Il processo di convergenza al digitale: digitalizzazione e convergenza

Con l’avvento del mondo digitale è possibile l’incontro tra mezzi di comunicazione differenti (editoria, televisione, informatica, telefonia e telecomunicazione). La compressione numerica permette di “mixare” media differenti che prima, nel mondo analogico, non potevano essere mescolati, rendendo possibile, di conseguenza, la cosiddetta multimedialità.

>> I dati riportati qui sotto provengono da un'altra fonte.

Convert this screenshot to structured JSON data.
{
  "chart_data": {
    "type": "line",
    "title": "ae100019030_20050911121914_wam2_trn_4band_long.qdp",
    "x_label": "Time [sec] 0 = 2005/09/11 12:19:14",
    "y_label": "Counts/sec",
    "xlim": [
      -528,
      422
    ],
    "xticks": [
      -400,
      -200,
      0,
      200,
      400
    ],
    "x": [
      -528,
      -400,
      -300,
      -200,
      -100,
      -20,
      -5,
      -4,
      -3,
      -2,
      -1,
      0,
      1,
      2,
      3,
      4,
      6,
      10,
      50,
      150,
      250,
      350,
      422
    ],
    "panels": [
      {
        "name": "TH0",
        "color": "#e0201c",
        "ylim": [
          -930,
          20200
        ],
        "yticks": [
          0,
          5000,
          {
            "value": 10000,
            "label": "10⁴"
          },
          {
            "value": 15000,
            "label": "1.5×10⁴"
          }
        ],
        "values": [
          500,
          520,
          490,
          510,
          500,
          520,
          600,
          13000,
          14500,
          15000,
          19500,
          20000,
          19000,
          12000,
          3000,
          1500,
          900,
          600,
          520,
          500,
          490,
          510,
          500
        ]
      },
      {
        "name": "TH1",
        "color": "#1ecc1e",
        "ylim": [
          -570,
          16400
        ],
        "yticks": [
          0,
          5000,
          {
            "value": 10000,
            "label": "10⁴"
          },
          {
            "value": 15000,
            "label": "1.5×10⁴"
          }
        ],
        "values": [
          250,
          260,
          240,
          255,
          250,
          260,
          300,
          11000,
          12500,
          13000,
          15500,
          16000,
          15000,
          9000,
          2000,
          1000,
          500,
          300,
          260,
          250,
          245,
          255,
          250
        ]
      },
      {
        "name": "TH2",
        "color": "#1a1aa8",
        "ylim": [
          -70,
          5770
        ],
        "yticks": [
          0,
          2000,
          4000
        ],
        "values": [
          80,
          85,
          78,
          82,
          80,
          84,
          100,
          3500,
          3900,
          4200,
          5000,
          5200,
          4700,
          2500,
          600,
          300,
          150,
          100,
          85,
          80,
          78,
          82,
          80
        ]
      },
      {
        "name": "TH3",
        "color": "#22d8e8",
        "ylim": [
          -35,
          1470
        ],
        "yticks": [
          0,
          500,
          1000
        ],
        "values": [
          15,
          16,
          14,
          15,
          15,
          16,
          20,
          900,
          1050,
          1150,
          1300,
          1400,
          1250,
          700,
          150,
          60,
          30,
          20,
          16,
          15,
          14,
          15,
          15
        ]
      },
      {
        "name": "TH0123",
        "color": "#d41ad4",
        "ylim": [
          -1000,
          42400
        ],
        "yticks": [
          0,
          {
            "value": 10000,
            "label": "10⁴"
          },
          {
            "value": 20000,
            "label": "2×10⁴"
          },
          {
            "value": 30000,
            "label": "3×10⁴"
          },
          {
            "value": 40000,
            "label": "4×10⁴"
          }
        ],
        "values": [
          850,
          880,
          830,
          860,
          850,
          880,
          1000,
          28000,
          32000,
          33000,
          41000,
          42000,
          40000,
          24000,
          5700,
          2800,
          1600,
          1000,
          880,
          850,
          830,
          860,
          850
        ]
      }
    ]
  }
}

La digitalizzazione consiste nel rappresentare in formato elettronico dati e informazioni (trasformazione della realtà fisica e dei segnali analogici in forma digitale). La convergenza è invece la possibilità di accedere a più funzionalità mediante un unico device (es.: lo smartphone è in grado di fotografare, riprodurre musica, inviare foto o SMS, riprodurre video, etc..).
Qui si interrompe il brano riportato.